Chip Startup Cerebras Files for IPO, Again, Because the First Time Was Just a Warm-Up
AI chip maker Cerebras, after a previous failed attempt, files to go public following huge funding rounds and a boastful claim of stealing business from Nvidia.
Cerebras Systems, a startup whose CEO Andrew Feldman confidently labels its products as "the fastest AI hardware for training and inference," has officially filed paperwork to go public. This marks the company's second attempt, following a 2024 filing that was delayed and then withdrawn due to a federal review of an investment from Abu Dhabi-based G42. Undeterred, Cerebras raised a hefty $1.1 billion Series G last year and then a cool $1 billion Series H in February, achieving a reported valuation of $23 billion, because what's a few billion between friends?
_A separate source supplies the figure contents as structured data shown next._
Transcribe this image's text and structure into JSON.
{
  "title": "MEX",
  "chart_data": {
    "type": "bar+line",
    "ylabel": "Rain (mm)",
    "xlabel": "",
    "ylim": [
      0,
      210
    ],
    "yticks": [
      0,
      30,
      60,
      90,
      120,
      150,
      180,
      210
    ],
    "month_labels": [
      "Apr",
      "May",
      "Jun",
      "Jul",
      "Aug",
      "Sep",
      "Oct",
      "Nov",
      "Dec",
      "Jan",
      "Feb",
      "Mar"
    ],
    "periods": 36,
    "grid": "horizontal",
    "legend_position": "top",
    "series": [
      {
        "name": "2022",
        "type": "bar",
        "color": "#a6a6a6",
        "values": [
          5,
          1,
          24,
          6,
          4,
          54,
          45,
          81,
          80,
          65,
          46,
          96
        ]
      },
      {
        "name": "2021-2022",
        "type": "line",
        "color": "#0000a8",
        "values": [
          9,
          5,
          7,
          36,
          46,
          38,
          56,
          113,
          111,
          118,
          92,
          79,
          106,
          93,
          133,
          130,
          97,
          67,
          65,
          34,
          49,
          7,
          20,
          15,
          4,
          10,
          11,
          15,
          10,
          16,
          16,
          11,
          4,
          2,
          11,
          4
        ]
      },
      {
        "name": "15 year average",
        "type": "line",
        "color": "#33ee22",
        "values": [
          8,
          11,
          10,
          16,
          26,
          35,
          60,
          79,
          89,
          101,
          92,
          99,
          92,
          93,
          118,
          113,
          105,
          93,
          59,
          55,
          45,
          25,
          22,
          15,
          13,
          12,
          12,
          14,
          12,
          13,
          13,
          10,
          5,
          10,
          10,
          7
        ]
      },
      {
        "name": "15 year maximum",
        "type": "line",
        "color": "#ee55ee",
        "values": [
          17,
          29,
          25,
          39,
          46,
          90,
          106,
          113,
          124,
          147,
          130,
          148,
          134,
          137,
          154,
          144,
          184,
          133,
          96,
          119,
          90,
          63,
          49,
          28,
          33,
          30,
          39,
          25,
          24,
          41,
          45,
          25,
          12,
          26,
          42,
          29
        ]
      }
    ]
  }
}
The company has been busy lining up some rather significant customers to justify that valuation. In recent months, Cerebras announced an agreement with Amazon Web Services to deploy its chips in Amazon data centers. More notably, it secured a deal with OpenAI reportedly worth more than $10 billion, a contract that CEO Feldman couldn't resist gloating about. In a recent interview, he boasted, "Obviously, [Nvidia] didn't want to lose the fast inference business at OpenAI, and we took that from them," proving that in the AI chip wars, trash talk is apparently a standard feature.
Financially, the picture is a classic tale of two accounting methods. According to the filing, Cerebras brought in $510 million in revenue in 2025 and posted a net income of $237.8 million. However, when excluding certain one-time items on a non-GAAP basis, that profit magically transforms into a net loss of $75.7 million, demonstrating that profitability, like beauty, is often in the eye of the beholder - or the accountant.
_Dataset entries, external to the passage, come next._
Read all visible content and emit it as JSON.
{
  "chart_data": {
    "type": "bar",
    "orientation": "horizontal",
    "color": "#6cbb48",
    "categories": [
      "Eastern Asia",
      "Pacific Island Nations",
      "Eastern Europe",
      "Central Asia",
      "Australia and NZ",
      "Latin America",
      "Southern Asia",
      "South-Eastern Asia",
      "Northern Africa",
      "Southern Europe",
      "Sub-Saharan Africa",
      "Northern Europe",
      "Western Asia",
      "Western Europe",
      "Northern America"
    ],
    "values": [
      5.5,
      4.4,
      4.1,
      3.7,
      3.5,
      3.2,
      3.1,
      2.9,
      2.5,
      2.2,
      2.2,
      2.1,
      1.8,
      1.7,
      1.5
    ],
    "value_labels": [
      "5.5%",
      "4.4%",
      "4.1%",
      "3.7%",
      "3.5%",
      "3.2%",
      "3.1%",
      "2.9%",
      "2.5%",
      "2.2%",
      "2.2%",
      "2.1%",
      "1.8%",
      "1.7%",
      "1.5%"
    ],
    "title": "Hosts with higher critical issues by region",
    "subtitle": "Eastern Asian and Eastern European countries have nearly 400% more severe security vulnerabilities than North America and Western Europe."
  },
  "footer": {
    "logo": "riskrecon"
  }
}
As for the upcoming public offering, the company is playing its cards close to its vest, declining to disclose how much capital it hopes to raise. A spokesperson did, however, provide a timeline, stating the offering is planned for mid-May. Investors and spectators alike can now mark their calendars for the next chapter in the saga of a company that seems determined to prove its massive hardware can support an equally massive public market valuation.